Why can I not see the source for the comparison test, we got to add that…
I have … questions… about the actual benchmark
User.where(name: "Lorem ipsum dolor sit amet, consectetur adipiscing elit.")
.where(Sequel.ilike(:email, 'foobar00%@email.com')).to_a
This is kind of weak, it is not doing anything with the actual data, so if you defer materialize you automatically get a huge speed boost. We should probably always generate an actual string from these benchmarks to ensure that we materialize stuff, winning on deferred materialization is kind of winning by cheating. Yes, it happens sometimes in the real world but it is a bit of a crutch, why are you even selecting data you are not going to use?
Why do I have to work so hard to find the comparison benchmark?
This actual feature is enormous @bmarkons you have made an excellent improvement to rubybench let’s just nut out all the rough edges!
I am super confused at how Active Record is faster
I have run these two locally against postgres_scope_where to make myself sure and AR is indeed faster than Sequel here. Maybe doing some actual work with fetched records will show us different results. I will change both benches to construct string from data.
Hmm, adding sequel_pg doesn’t affect performance noticeably. For example Sequel.like:
Iterations per second result is the same : ~2500 ips
Objects: 148
I setup Gemfile with gem 'sequel_pg', :require => 'sequel' as noted in sequel_pg README.
I am not sure if I need to change something in benchmark? But I guess not.
Try materializing a bunch of rows to see what kind of impact it makes, especially dates. Eg: try selecting 10,000 dates from a table and then making a giant string out of it, with or without the gem.
Excellent, I guess this highlights a few problems we have that I would like you to address:
We should always be generating strings in our “selection” perf tests. We should fix all our existing specs to do so. I don’t care if we already have data for specs, we can backfill the corrections.
We should add a spec that selects a large amount of columns from a table and generates a giant string.

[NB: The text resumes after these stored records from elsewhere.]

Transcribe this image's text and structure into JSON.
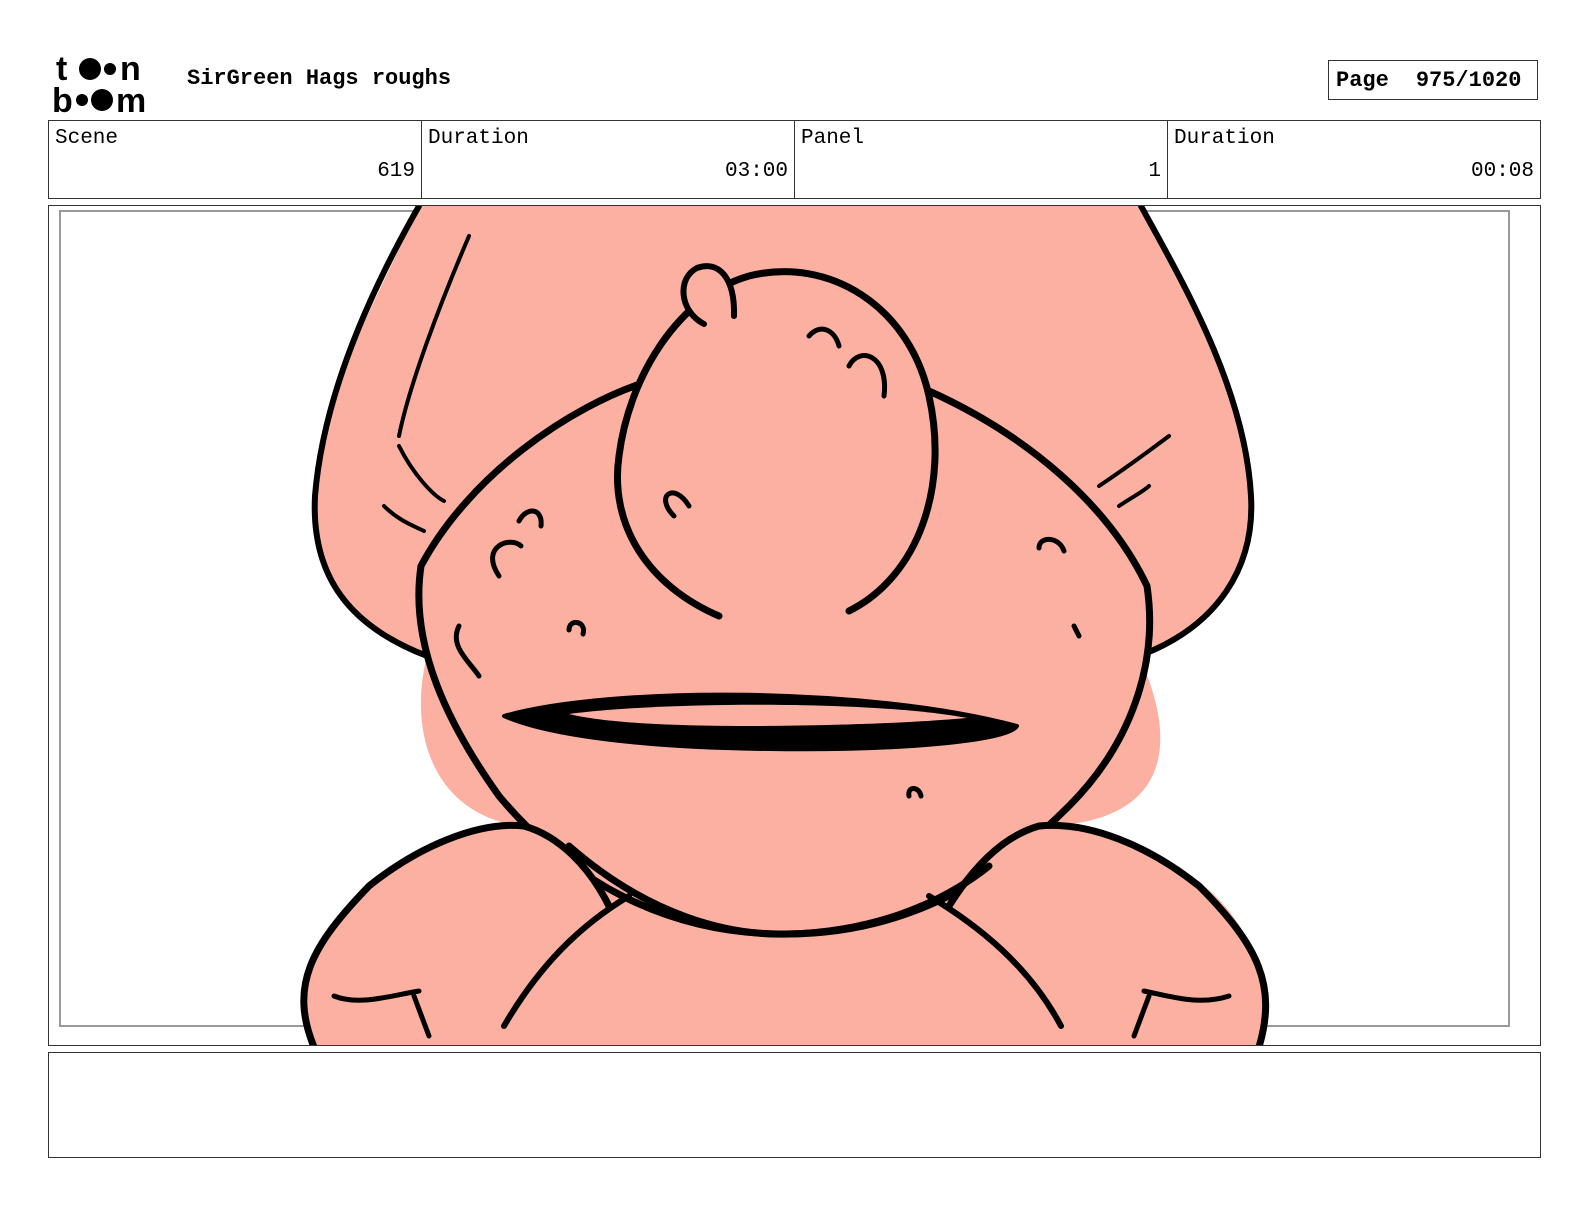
{
  "header": {
    "logo_text": "toon boom",
    "project_title": "SirGreen Hags roughs",
    "page_label": "Page",
    "page_number": "975/1020"
  },
  "info": {
    "scene_label": "Scene",
    "scene_value": "619",
    "scene_duration_label": "Duration",
    "scene_duration_value": "03:00",
    "panel_label": "Panel",
    "panel_value": "1",
    "panel_duration_label": "Duration",
    "panel_duration_value": "00:08"
  },
  "panel": {
    "skin_color": "#fbb0a2",
    "line_color": "#000000"
  },
  "notes": {
    "text": ""
  }
}
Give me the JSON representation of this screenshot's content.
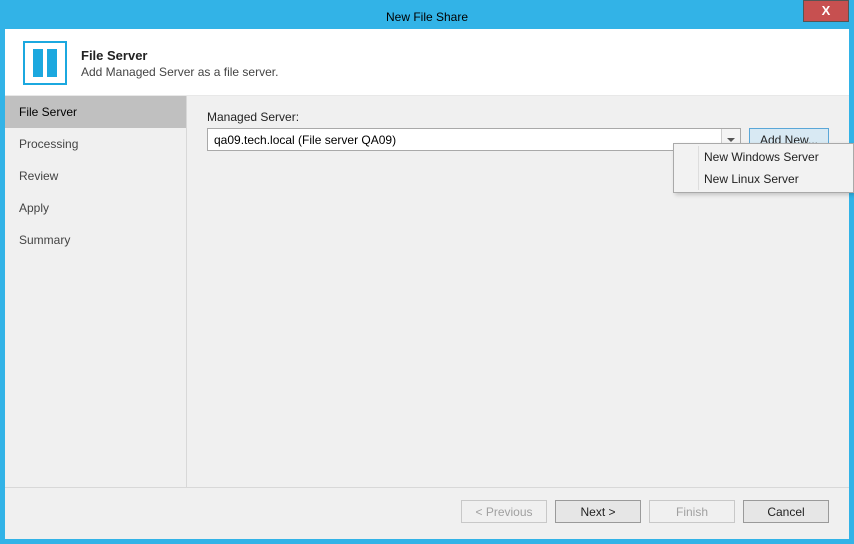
{
  "window": {
    "title": "New File Share",
    "close_symbol": "X"
  },
  "header": {
    "title": "File Server",
    "subtitle": "Add Managed Server as a file server."
  },
  "sidebar": {
    "steps": [
      {
        "label": "File Server",
        "active": true
      },
      {
        "label": "Processing",
        "active": false
      },
      {
        "label": "Review",
        "active": false
      },
      {
        "label": "Apply",
        "active": false
      },
      {
        "label": "Summary",
        "active": false
      }
    ]
  },
  "content": {
    "managed_server_label": "Managed Server:",
    "managed_server_value": "qa09.tech.local (File server QA09)",
    "add_new_button": "Add New..."
  },
  "popup": {
    "items": [
      {
        "label": "New Windows Server"
      },
      {
        "label": "New Linux Server"
      }
    ]
  },
  "footer": {
    "previous": "< Previous",
    "next": "Next >",
    "finish": "Finish",
    "cancel": "Cancel"
  }
}
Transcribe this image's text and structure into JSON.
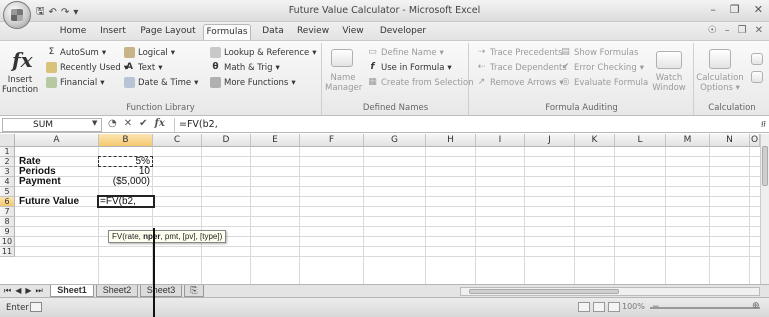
{
  "window": {
    "title": "Future Value Calculator - Microsoft Excel"
  },
  "ribbon_tabs": [
    "Home",
    "Insert",
    "Page Layout",
    "Formulas",
    "Data",
    "Review",
    "View",
    "Developer"
  ],
  "active_tab": "Formulas",
  "ribbon": {
    "function_library": {
      "label": "Function Library",
      "insert_function": "Insert Function",
      "autosum": "AutoSum",
      "recently_used": "Recently Used",
      "financial": "Financial",
      "logical": "Logical",
      "text": "Text",
      "date_time": "Date & Time",
      "lookup_reference": "Lookup & Reference",
      "math_trig": "Math & Trig",
      "more_functions": "More Functions"
    },
    "defined_names": {
      "label": "Defined Names",
      "name_manager": "Name Manager",
      "define_name": "Define Name",
      "use_in_formula": "Use in Formula",
      "create_from_selection": "Create from Selection"
    },
    "formula_auditing": {
      "label": "Formula Auditing",
      "trace_precedents": "Trace Precedents",
      "trace_dependents": "Trace Dependents",
      "remove_arrows": "Remove Arrows",
      "show_formulas": "Show Formulas",
      "error_checking": "Error Checking",
      "evaluate_formula": "Evaluate Formula",
      "watch_window": "Watch Window"
    },
    "calculation": {
      "label": "Calculation",
      "calculation_options": "Calculation Options"
    }
  },
  "formula_bar": {
    "name_box": "SUM",
    "content": "=FV(b2,"
  },
  "columns": [
    "A",
    "B",
    "C",
    "D",
    "E",
    "F",
    "G",
    "H",
    "I",
    "J",
    "K",
    "L",
    "M",
    "N",
    "O"
  ],
  "rows": [
    "1",
    "2",
    "3",
    "4",
    "5",
    "6",
    "7",
    "8",
    "9",
    "10",
    "11"
  ],
  "cells": {
    "A2": "Rate",
    "B2": "5%",
    "A3": "Periods",
    "B3": "10",
    "A4": "Payment",
    "B4": "($5,000)",
    "A6": "Future Value",
    "B6": "=FV(b2,"
  },
  "tooltip": {
    "before": "FV(rate, ",
    "current": "nper",
    "after": ", pmt, [pv], [type])"
  },
  "sheet_tabs": [
    "Sheet1",
    "Sheet2",
    "Sheet3"
  ],
  "active_sheet": "Sheet1",
  "status": {
    "mode": "Enter",
    "zoom": "100%"
  }
}
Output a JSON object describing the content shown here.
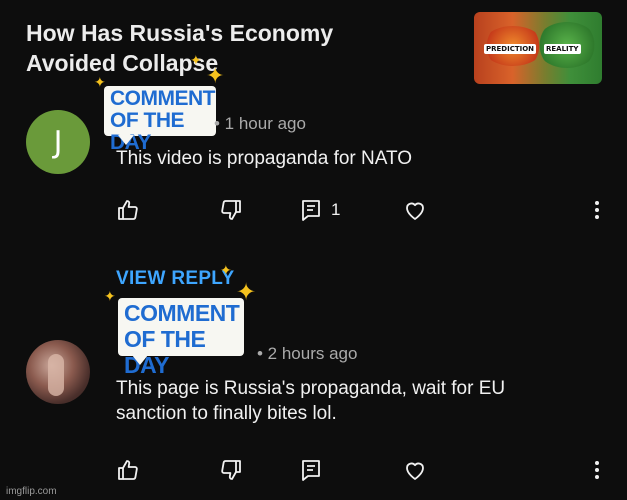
{
  "video": {
    "title_line1": "How Has Russia's Economy",
    "title_line2": "Avoided Collapse",
    "thumbnail": {
      "label_left": "PREDICTION",
      "label_right": "REALITY"
    }
  },
  "badge": {
    "line1": "COMMENT",
    "line2": "OF THE DAY"
  },
  "comments": [
    {
      "avatar_letter": "J",
      "avatar_color": "#6a9a3a",
      "timestamp": "• 1 hour ago",
      "text": "This video is propaganda for NATO",
      "reply_count": "1",
      "view_reply_label": "VIEW REPLY"
    },
    {
      "timestamp": "• 2 hours ago",
      "text_line1": "This page is Russia's propaganda, wait for EU",
      "text_line2": "sanction to finally bites lol."
    }
  ],
  "icons": [
    "thumbs-up-icon",
    "thumbs-down-icon",
    "reply-icon",
    "heart-icon",
    "more-vert-icon"
  ],
  "colors": {
    "background": "#0d0d0d",
    "link": "#3ea6ff",
    "badge_text": "#1f6cd1",
    "sparkle": "#f5c21e"
  },
  "watermark": "imgflip.com"
}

We should either always use sequel_pg OR optionally use it. I think for simplicity sake we should always use it, cause that is what people are using in production.
We got to ensure parity between our AR and Sequel specs, otherwise we can not compare them, fixing up that ILIKE is urgent.
I think it makes sense to generate strings in all benchmarks, and make sure the output is the same for both (or at least have the differences not be material). It may also be worthwhile to check that the SQL used is the same or comparable to make sure you are comparing ORM differences instead of query differences, unless the ORMs have different approaches to handling similar cases (such as eager loading of associations).
Adding a spec that selects a large amount of columns makes sense. You also may want to use different column types in the spec, or separate specs for large amounts of columns, one for each type.
Always using sequel_pg is probably best, since the Sequel postgres adapter picks it up automatically. But if you want to benchmark both with and without sequel_pg, that’s fine too.
Regardless of whether that’s the right thing to do or not, it is the most common usage pattern for Rails users, so it’s going to be the usage pattern we optimize for. I like @jeremyevans idea of materializing a subset of fields
We do not have a “super optimized” AR going yet, but I would like to focus on figuring out what we have messed up on our test runner that is messing up results first.